Des prix élevés pour la vente d’art impressionniste et moderne de Sotheby’s à New York

Les grands noms de la deuxième moitié du XIXe siècle et de la première moitié du XXe siècle font toujours recette. La preuve avec cinq œuvres vendues le 12 novembre dernier.

Les ventes new-yorkaises de Sotheby’s du 12 novembre ont réalisé un total de 209 millions de dollars. Crédit: iStock.

L’art contemporain engrange régulièrement des enchères stratosphériques. Mais les vacations consacrées à l’art impressionniste et moderne ne déméritent pas. Les ventes new-yorkaises de Sotheby’s du 12 novembre en attestent. Elles réalisent un total de 209 millions de dollars et les plus beaux tableaux ont trouvé preneur sans la moindre difficulté.

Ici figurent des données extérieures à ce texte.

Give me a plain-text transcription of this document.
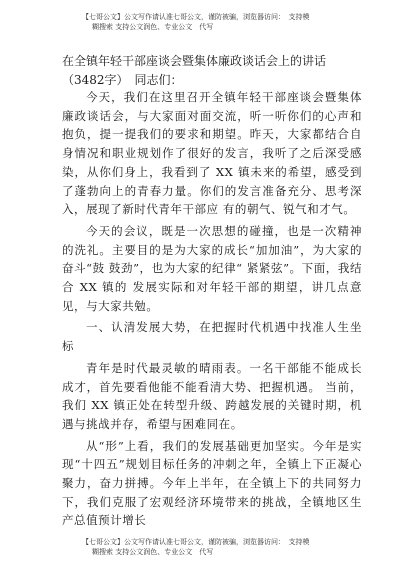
【七哥公文】公文写作请认准七哥公文，谨防被骗，浏览器访问：　支持模
糊搜索 支持公文润色、专业公文　代写
在全镇年轻干部座谈会暨集体廉政谈话会上的讲话（3482字）　同志们：

今天，我们在这里召开全镇年轻干部座谈会暨集体廉政谈话会，与大家面对面交流，听一听你们的心声和抱负，提一提我们的要求和期望。昨天，大家都结合自身情况和职业规划作了很好的发言，我听了之后深受感染，从你们身上，我看到了 XX 镇未来的希望，感受到了蓬勃向上的青春力量。你们的发言准备充分、思考深入，展现了新时代青年干部应 有的朝气、锐气和才气。

今天的会议，既是一次思想的碰撞，也是一次精神的洗礼。主要目的是为大家的成长“加加油”，为大家的奋斗“鼓 鼓劲”，也为大家的纪律“ 紧紧弦”。下面，我结合 XX 镇的 发展实际和对年轻干部的期望，讲几点意见，与大家共勉。

一、认清发展大势，在把握时代机遇中找准人生坐标

青年是时代最灵敏的晴雨表。一名干部能不能成长成才，首先要看他能不能看清大势、把握机遇。 当前，我们 XX 镇正处在转型升级、跨越发展的关键时期，机遇与挑战并存，希望与困难同在。

从“形”上看，我们的发展基础更加坚实。今年是实现“十四五”规划目标任务的冲刺之年，全镇上下正凝心聚力，奋力拼搏。今年上半年，在全镇上下的共同努力下，我们克服了宏观经济环境带来的挑战，全镇地区生产总值预计增长

【七哥公文】公文写作请认准七哥公文，谨防被骗，浏览器访问：　支持模
糊搜索 支持公文润色、专业公文　代写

Commençons par un magnifique Monet, « Charing Cross Bridge ». Cette vue d’un pont célèbre de Londres, peinte en 1903, baigne dans une atmosphère bleutée parsemée de rougeoiements de la lumière. Dans le fond, derrière le pont, on aperçoit des fumées d’usines. L’œil flotte dans ce paysage et navigue sur la Tamise. Resté dans la même collection pendant 40 ans, ce tableau a été adjugé 27,6 millions de dollars réalisant le prix le plus élevé pour les œuvres de cette série.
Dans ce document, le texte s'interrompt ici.